Numerical Relativity | Center for Computational Relativity and Gravitation

Numerical Relativity concerns the modeling and simulation of some of the most extreme astrophysical events in the Universe, such as colliding black-holes and neutron stars, which are known to generate intense burst gravitational and electromagnetic radiation.

The violence of the collision among two black holes, for example, whips space itself into wild vibrations, called Gravitational Waves, which race outwards from the collision with the speed of light (see Figure), carrying huge amounts of energy. Gamma ray bursts (unexplained blasts of intense electromagnetic radiation), and other phenomena such as jets in active galactic nuclei are also believed to be associated with black holes.

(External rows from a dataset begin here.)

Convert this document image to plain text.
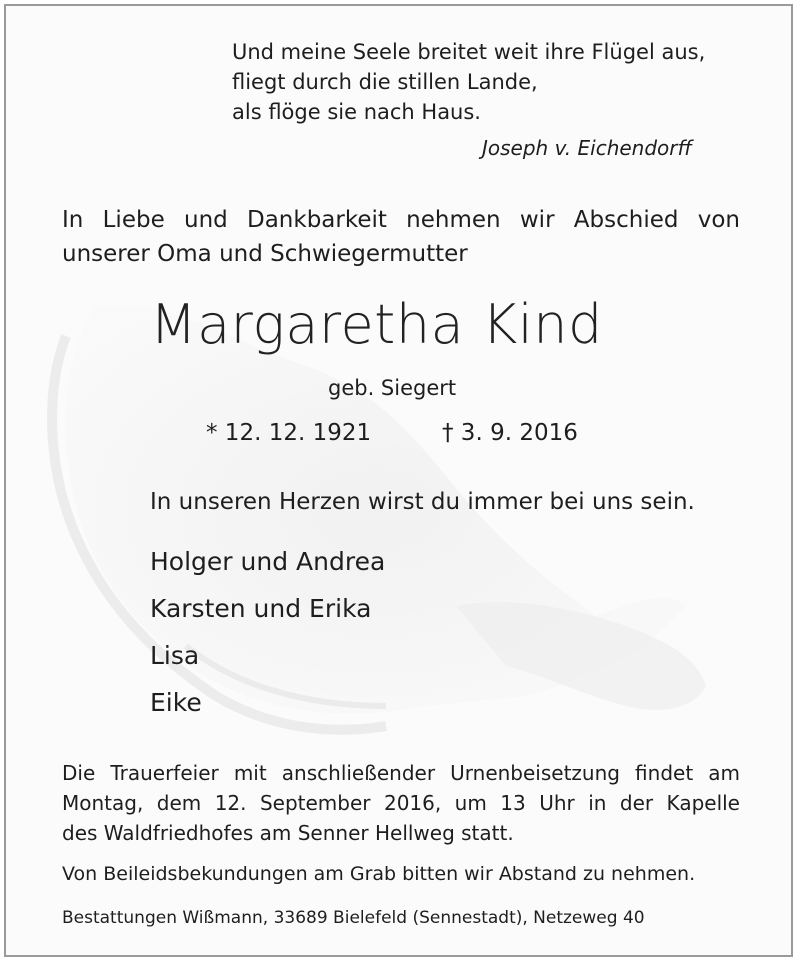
Und meine Seele breitet weit ihre Flügel aus,
fliegt durch die stillen Lande,
als flöge sie nach Haus.
Joseph v. Eichendorff
In Liebe und Dankbarkeit nehmen wir Abschied von
unserer Oma und Schwiegermutter
Margaretha Kind
geb. Siegert
* 12. 12. 1921	† 3. 9. 2016
In unseren Herzen wirst du immer bei uns sein.
Holger und Andrea
Karsten und Erika
Lisa
Eike
Die Trauerfeier mit anschließender Urnenbeisetzung findet am
Montag, dem 12. September 2016, um 13 Uhr in der Kapelle
des Waldfriedhofes am Senner Hellweg statt.
Von Beileidsbekundungen am Grab bitten wir Abstand zu nehmen.
Bestattungen Wißmann, 33689 Bielefeld (Sennestadt), Netzeweg 40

The past few years have witnessed several breakthroughs in numerical relativity, and the four decades old problem of simulating the coalescence of black-hole binaries in fully relativistic, strong-field gravity, which is described by Einstein's theory of General Relativity, has now been solved opening new frontiers in gravitational astrophysics.

In particular, the moving punctures approach, inroduced by CCRG group members has already produced many interesting calculations and predictions on dynamical phenomena that result from the emission of gravitational radiation in the final stages of the mergers of two or more black holes. Among these results is the discovery of large gravitational-radiation recoils (up to 4000 km/s) from spinning supermassive black hole binaries, the study of spin dynamics effects, such as spin-flips, precession and hang-up orbits.

Some of these results may produce significant electromagnetic signatures in active galactic nuclei (AGNs) and hence be relevant for the interpretation and analysis of astronomical observational data.

General Relativistic Magneto-Hydrodynamics simulations and other numerical hydrodynamics techniques, typically used in fluid dynamics, are used in the context of general relativity to model these phenomena and other phenomena.

This research is supported by NSF grants PHY-0722315, PHY-0653303, PHY-0714388, and PHY-0722703 and a NASA grant 07-ATFP07-0158.